2008 campaign books: part one
by Jerome Armstrong, Mon Nov 30, 2009 at 05:19:33 AM EST
I'll begin with Plouffe's book, from the beginning up till about December 2007.
There's three main points that I want to talk about from the book up to this point. And together they show the genius, and the political ineptitude, that delivered a win to Obama, and a loss to Clinton and Edwards.
First, the value of having had top strategists that worked the 2004 cycle & its relevance for the caucus strategy. This isn't always the case, in fact its far from being a good precedent to follow, but it was critical for '08. Plouffe writes:
Axlerod, in particular, pivoted Edwards message in late 2003 to what was later adopted by Obama. I remember being there at an Edwards event in Jan '04, and reading their lit saying "change for America" and thinking 'they ripped off our message' from the Dean campaign. It was a deft and nearly successful move by Axlerod for Edwards in Iowa. People forget how crazy that Dean drove the Democratic consultant establishment in 2003, but I'm sure these guys remember that hellish experience from their vantage point. Wolfson, Solis Doyle, and Penn had no such experience in 2003-4. They watched as outsiders. Now, Clinton did hire expertise from '04, like Karen Hicks & Jay Carson from Dean's campaign, and Peter Dauo from Kerry's GE campaign, but their voices were not in the inner circle-- I don't even think that Harold Ickes had much of a voice in the strategy that was used by Clinton early on and in particular with the caucus states.

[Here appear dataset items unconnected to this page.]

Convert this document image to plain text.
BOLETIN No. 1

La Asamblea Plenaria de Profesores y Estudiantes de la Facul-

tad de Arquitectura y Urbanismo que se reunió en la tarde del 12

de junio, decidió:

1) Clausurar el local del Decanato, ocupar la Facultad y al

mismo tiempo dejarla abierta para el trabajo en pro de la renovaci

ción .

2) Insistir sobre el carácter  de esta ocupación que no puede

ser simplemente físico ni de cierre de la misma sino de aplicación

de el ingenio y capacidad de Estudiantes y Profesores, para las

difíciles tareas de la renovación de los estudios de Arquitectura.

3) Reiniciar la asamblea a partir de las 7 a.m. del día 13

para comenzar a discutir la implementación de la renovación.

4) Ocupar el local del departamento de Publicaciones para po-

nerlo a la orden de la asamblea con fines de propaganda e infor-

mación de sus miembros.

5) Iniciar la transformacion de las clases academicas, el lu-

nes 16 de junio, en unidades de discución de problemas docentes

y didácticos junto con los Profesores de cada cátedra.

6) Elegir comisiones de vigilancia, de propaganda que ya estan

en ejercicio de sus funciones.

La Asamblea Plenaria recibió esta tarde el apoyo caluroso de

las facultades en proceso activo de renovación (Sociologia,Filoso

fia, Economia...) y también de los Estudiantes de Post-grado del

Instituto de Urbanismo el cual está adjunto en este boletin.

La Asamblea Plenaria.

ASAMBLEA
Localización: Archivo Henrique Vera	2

Penn thought along the old lines of believing that the big states would decide who would win. Plouffe understood that this was going to be about the numbers if the first four states were not swept. The primary in fact became only about the delegate numbers (I wouldn't be surprised if the Republicans have their own sort of intra-party battle around the same issue in '12).
With the completion of the NV caucus, it was plain to see that Obama's campaign understand the new playing field: Clinton won the most votes but Obama won the most delegates. Fair or not, those are the rules, and it was political incompetence to run a strategy counter to a delegate-based one.
Second, the behind-the scenes coordination of getting Clinton to take Michigan & Florida off the table. The MI strategy in particular was amazing, and I'm glad that Plouffe laid it out. I posted a lot about this back in 2007 and early 2008. There were plenty of Obama runners that denied it here, but I knew it was the case because I'd talked with the Edwards people that executed the Obama-led strategy. It was dumbfounding to me at the time, that Clinton's team let Michigan be taken off the table. To this day, I don't know what they were thinking. In fact, oh nevermind, its just mind-boggling... and then there's Florida:
The Clintons have proven through the years to be politically savvy and relentlessly tough. If they fretted about these calendar issues as much as we did, there is no way they would hav allowed their supporters on the rules committee to go along with having the Florida primary eliminated from the equation.
Third, the emphasis on Iowa & beating Edwards there. "We thought Iowa could be potential quicksand for Hillary." Right they were. This was always the most important state for Obama. I never saw the path to victory for Obama in New Hampshire, but did in Iowa. The Mike Henry document that Clinton should have written off Iowa was, looking back on it, the right strategy to have taken for Clinton. The Obama folks knew they had to get an early win to get to SC, and if Clinton had dropped out of Iowa, I have no doubt that her Iowa caucus supporters that showed up would have wound up in Edwards camp.
When the haircut issue broke, I recall blogging that that Edwards had been hamstrung by the HHH curse. First the flamboyant Home, then working for a Hedge fund, and then the Haircut. Plouffe reveals that the Obama research team was behind the Haircut leak. Now, Edwards was who I backed in the primaries before he dropped out, but what a disaster it would have been with him in the GE given his lie (Elizabeth Edwards might call it the Harlot curse). I'm sure the Haircut did big damage to Edwards in Iowa, perhaps arguably just enough that he got second instead of first too.
The winning coalition that Obama put together in Iowa was amazing in its uniqueness of new voters. With overriding demographic characteristics of being 17-29, but the biggest swath of 30-44 too; super majorities of anyone other than white voters; singles; Republicans & Independents; union families; $100,000 or more earners; Urban/Rural voters. Its as if they combed the entire state, and picked up individuals here and there who had only one real thing in common-- they wanted Obama. To go from a 125K turnout to a 239K turnout from '04 to '08. I don't think that will be topped for a long long time. I wound up getting a front-row spot for that remarkable victory speech by Obama in Iowa. The Obama win in Iowa deserves a post of its own, so that will come in the next part.